Our gallant survivors are mustering their resources, including what they accept, rather gingerly, as a fission bomb.

The ignition keys went into his pocket.  On no account was he going to risk an accidental explosion!

          Towed by two Sahariana’s, the Chevrolet was third vehicle in the little convoy that made it’s way westwards, towards the wadi hideaway.  A third Sahariana remained in the depot, where Torrevechio stood on watch.  If any aliens approached, he would drive back to the wadi to warn them.  No siren – Roger and Dominione agreed that silence, and apparent abandonment of the depot would be better than making a big fuss.

          Sarah remained anxious about the Doctor’s continued disappearance.  Misfortune must have befallen him, or he would have been back here long ago with the TARDIS.

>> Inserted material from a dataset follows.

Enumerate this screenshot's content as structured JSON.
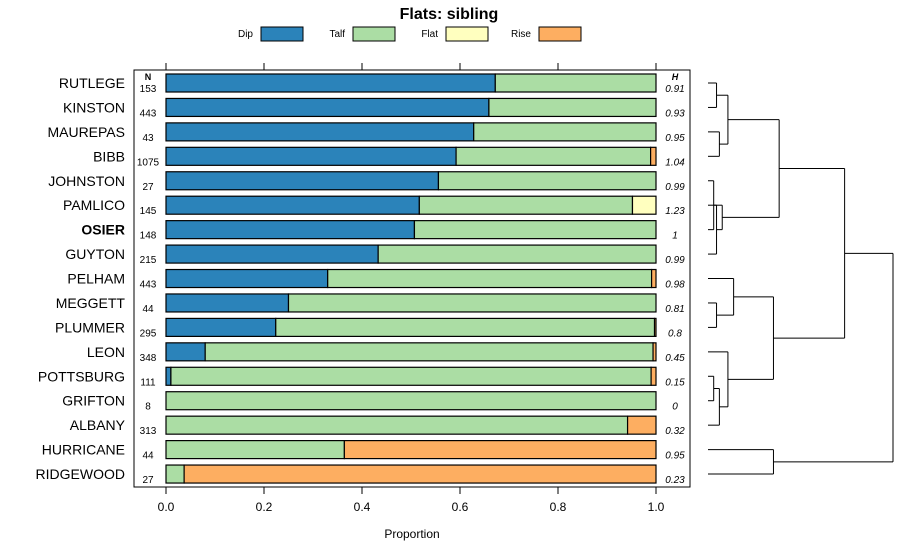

          Could the bio-vores have taken it back to their homeworld?  If so, how could the Doctor ever get it back again?

          ‘Don’t fret, Miss,’ encouraged Doretti, driving the Sahariana.  ‘Doctor Smith is so daft he’s clever.’

          ‘That’s a back-handed compliment if I ever heard one!’ replied Sarah

          Another disappearance was discovered when the three vehicles reached the wadi bed and stopped.

          ‘Where’s Albert?’ asked the Professor.  ‘I thought he was in the back of the Bedford.’

          ‘Where’s Private Menzies?’ asked Roger.  I thought he was in the back of the Bedford.’

          ‘Where’s the liquer-bombs?’ asked Sarah, looking in the back of the truck.  Dozens of bottles were missing.

     I rather think you need to concentrate on thorium, not Amaretto, Sarah.


Yep.  Living In The Future
Your Humble Scribe has asserted this once or twice before and has now seen evidence.  Whilst waiting at the bus stop in Lesser Sodom for the bus (nothing for twenty minutes and then three 409s at once!) I spotted a youth who was venturing forth boldly on a unicycle.  They whizzed across the Pelican crossing, then the pavement and then they were gone beyond Wragg Taverns.  Art!

     Well, somehow, not entirely sure how, Conrad came across someone selling unicycles on Youtube.  The model they were retailing was called the 'Veteran Patton' and in case you feel I am telling porky pies - Art!

     Here it jolly well is.
     Frankly, it looks like the perfect compact way to get into an accident.  Moving at twenty miles per hour with no protection - yes the rider might be wearing a helmet but what about the pedestrian they pile into?
EYES ON THE ROAD!


"Glitch"

I quite forgot to mention, this is the latest Korean television program I have chosen to watch, up to Episode 5 out of 10 so far.  Art!

     It's a conspiracy sci-fi aliens-are-amongst-us kind of thing, with the obligatory Sork inclusion of humour and quite a few verrrry dark moments that feel very jarring amongst the odd-couple pairing of meek Jihyo (port) and sassy Bora (starboard).  It works a lot of contemporary UFOnology nonsense into the plot, so congratulations on successfully wowing the basement-dwelling beanie-wearing bonkers audience!

Are we done yet?  I rather think we are.  Chin chin!